Four Republican senators joined every single Democrat on June 4 to kill the SAVE Act for the second time this year, tanking an amendment that would have required proof of U.S. citizenship to register to vote in federal elections. The final vote was 48-50, and the only reason it failed is because four people with an "R" next to their name decided election integrity wasn't worth the trouble.
Let that sink in. Over 80% of Americans support voter ID and citizenship verification, but four senators who claim to represent Republican voters couldn't be bothered to agree with them. Shocking? Not really. Infuriating? Absolutely.
So let's name them, because they deserve every bit of the spotlight they're about to get.
Sen. Thom Tillis of North Carolina. Sen. Mitch McConnell of Kentucky. Sen. Lisa Murkowski of Alaska. Sen. Susan Collins of Maine.
Four names. Four votes. That's all it took to keep the door wide open for noncitizen voting in American elections.
Sen. John Kennedy brought the SAVE Act amendment to the floor during the vote-a-rama on the nearly $70 billion reconciliation bill. The amendment was straightforward — require documentary proof of U.S. citizenship for voter registration, mandate photo ID requirements, force states to remove noncitizens from voter rolls, and establish criminal penalties for registering non-citizens to vote. You know, common sense stuff that every functioning democracy on the planet already does.
But common sense doesn't play well in the Senate cloakroom, apparently.
Tillis and McConnell reportedly cited "concerns over Senate procedure" as their reason for voting no. Senate procedure. We're talking about whether or not foreign nationals get to cancel out your vote, and these two are worried about parliamentary etiquette. That's like refusing to call the fire department because you're not sure the phone is on the approved vendor list.
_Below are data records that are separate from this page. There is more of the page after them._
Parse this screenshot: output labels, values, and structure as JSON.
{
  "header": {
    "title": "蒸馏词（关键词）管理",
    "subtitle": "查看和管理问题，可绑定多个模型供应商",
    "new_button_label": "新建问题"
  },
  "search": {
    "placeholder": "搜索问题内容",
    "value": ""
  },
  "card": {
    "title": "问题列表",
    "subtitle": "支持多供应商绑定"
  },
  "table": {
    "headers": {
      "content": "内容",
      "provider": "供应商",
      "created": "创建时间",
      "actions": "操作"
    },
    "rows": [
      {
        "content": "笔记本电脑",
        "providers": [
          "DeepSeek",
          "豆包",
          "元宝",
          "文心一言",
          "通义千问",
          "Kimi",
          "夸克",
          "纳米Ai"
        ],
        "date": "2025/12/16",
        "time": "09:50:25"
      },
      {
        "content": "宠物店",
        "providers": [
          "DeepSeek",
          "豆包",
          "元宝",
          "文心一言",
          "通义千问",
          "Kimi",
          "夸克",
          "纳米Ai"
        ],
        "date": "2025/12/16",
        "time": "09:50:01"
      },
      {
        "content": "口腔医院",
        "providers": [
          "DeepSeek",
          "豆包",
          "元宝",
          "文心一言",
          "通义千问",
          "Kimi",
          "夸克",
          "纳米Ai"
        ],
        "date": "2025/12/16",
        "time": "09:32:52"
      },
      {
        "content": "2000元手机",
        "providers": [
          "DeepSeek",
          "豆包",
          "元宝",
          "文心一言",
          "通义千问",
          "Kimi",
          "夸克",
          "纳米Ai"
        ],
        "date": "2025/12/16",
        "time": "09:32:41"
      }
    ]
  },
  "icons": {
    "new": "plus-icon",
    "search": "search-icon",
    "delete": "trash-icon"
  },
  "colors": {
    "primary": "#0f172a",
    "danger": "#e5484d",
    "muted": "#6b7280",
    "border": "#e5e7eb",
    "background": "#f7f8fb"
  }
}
Collins and Murkowski, meanwhile, didn't even bother with an excuse. They've "consistently crossed party lines on a number of votes," according to Trending Politics News, which is the polite way of saying they vote with Democrats whenever it actually matters.
Here's what makes this even more maddening — this is the second time these exact same four senators have killed this exact same measure. They did it back in April during another vote-a-rama, voting it down with the same 48-50 result. Fool me once, shame on you. Fool me twice, and maybe we need to start asking whose team you're actually on.
The SAVE Act had broad Republican support. President Trump backed it. The American people overwhelmingly support it. But none of that mattered because four senators decided their "concerns" outweighed the will of their own voters.
Let's be clear about what the SAVE Act would have done. It required states to establish processes for verifying citizenship. It gave citizens a private right of action against election officials who don't follow the rules. It created real consequences — criminal penalties — for registering people who have no legal right to vote. This wasn't some radical wish list. This was the bare minimum.
And four Republicans said no.
You want to know the worst part? They didn't need 60 votes. The reconciliation process only requires 51. They had 50 Republicans in the room, and four of them broke ranks. Four was enough.
So here's your homework, folks. Remember these names — Tillis, McConnell, Murkowski, Collins. Remember what they did on June 4, 2026. And when their names show up on a ballot, remember that they had a chance to protect your vote and chose not to. Twice.